Hello, I'm new in the domain of Big data and i want to know the main differences between HDF(Hortonworks Data Flow) and HDP (Hortonworks Data Platform). that's means the usecases and the architecture(components) of each one.
I am sure that you might have gone through the following links, If not then it might be useful to clear some points.
I understood from the last link that :
HDF - is used to handle Data in Motion
HDP - is used to handle Data at Rest
But HDP contains storm (real time message processing) and Kafka ( distributed messaging system ).
So can we say that HDP can be used also to handle data in motion ?
Yes currently HDP (2.6.x) does contain Kafka and Strom but according to the release notes https://docs.hortonworks.com/HDPDocuments/HDP2/HDP-2.6.1/bk_release-notes/content/deprecated_items.h... those components will be removed from HDP starting from version 3.0.0
It means that in near future HDP will not handle data in motion anymore.
Yes, they will be moved from HDP starting from HDP 3.0.0.

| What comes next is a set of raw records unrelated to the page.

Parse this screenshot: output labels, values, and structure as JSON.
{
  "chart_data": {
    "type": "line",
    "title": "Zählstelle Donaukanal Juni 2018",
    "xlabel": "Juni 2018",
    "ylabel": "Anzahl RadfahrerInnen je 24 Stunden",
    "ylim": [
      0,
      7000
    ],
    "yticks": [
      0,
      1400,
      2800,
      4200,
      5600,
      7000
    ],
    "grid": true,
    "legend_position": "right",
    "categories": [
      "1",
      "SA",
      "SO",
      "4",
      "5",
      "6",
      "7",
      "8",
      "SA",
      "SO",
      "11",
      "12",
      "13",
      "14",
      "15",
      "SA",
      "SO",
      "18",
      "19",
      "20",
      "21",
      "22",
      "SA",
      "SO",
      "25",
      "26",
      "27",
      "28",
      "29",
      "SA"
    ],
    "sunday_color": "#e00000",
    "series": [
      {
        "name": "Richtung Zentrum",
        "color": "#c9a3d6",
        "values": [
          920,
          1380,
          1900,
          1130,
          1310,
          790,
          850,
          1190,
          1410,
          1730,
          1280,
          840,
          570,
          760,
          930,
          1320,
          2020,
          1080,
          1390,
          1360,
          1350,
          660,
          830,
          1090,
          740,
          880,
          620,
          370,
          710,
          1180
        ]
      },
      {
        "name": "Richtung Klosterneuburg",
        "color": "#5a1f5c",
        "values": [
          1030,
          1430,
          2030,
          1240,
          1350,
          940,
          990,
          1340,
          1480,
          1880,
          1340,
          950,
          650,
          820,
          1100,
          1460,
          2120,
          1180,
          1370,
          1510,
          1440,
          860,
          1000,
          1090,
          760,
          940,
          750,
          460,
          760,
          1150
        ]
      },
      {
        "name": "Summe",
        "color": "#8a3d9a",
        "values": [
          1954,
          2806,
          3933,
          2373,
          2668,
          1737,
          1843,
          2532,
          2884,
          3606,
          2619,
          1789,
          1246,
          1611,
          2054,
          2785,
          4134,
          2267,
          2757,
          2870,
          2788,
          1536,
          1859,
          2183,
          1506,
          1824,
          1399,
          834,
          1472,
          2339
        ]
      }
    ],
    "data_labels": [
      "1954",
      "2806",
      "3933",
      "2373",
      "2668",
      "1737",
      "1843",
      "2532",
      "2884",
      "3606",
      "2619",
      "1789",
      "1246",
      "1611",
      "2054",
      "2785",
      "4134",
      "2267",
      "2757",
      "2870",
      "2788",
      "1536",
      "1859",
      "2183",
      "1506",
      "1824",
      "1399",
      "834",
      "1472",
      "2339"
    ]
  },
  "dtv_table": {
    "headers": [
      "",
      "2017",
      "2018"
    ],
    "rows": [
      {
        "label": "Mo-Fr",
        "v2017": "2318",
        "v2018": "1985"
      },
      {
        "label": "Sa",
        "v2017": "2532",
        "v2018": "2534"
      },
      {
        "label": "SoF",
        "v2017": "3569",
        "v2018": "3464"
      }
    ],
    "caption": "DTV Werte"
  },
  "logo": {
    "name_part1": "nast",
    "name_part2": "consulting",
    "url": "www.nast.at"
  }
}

The following information is taken from release notes:
The following components are marked moving from HDP and will be moved in a future HDP release to an alternative Hortonworks Subscription and Offering:
|Component or Capability||Status||Marked Moving as of||Target Release for Move|
|Apache Accumulo||Moving||HDP 2.6.0||HDP 3.0.0|
|Apache Kafka||Moving||HDP 2.6.0||HDP 3.0.0|
|Apache Storm||Moving||HDP 2.6.0||HDP 3.0.0|
|Cloudbreak||Moving||HDP 2.6.0||HDP 3.0.0|
What is the reason behind separation into HDP and HDF? It is very often that company needs both real-time data processing and batch processing, why not to make single package?